Tarleton State Farm Repair and Modernization Project
Fort Worth
Best Project
Owner: Board of Regents of the Texas A&M University System
Lead Design Firm: Stantec
General Contractor: Linbeck Group LLC
Civil Engineer: Pacheco Koch
Structural Engineer: JQ Engineering
MEP Engineer: Shah Smith & Associates Inc.
After a tornado devastated Tarleton State University in 2016, the school faced a dilemma when it came time to rebuild: how to spend every penny of the insurance money so as to not risk losing leftover funds, but, at the same time, not go over budget.
Since Tarleton’s insurance claim allocated most of the funds to the Animal and Plant Sciences building, the university’s College of Agriculture and Environmental Sciences set out to complete a $9.1-million, 70,000-sq-ft complex to provide a centralized educational facility, a covered home for livestock and a horticulture lab.
The main building consists of six state-of-the-art labs for animal and plant science research along with two laboratory preparation spaces and a retail store.
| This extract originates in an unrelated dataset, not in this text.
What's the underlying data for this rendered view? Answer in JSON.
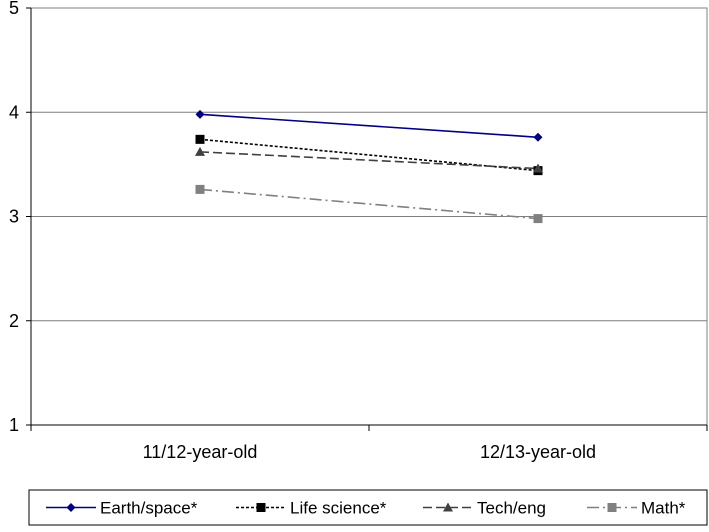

The complex also includes a 42,000-sq-ft covered, open-air livestock area for animals as part of an active learning environment. And to replace the building decimated by the tornado, Linbeck constructed an 8,000-sq-ft building for the planting and greenhouse program.
Because the university’s wish list exceeded the budget, Linbeck held meetings to find ways to trim the list and acted as a mediator between the owner and designers to manage costs while maintaining expectations. The project stayed under budget, and the remaining money paid for items outside the scope of the contract.
Unusually rainy weather delayed the overall schedule. With the university 75 miles from a major city, Linbeck had to help local contractors fill manpower gaps so the project could keep pace. Linbeck was able to recover a significant amount of time—the equivalent of squeezing 60 weeks of work into a 45-week period—and completed the project in time for the first day of classes.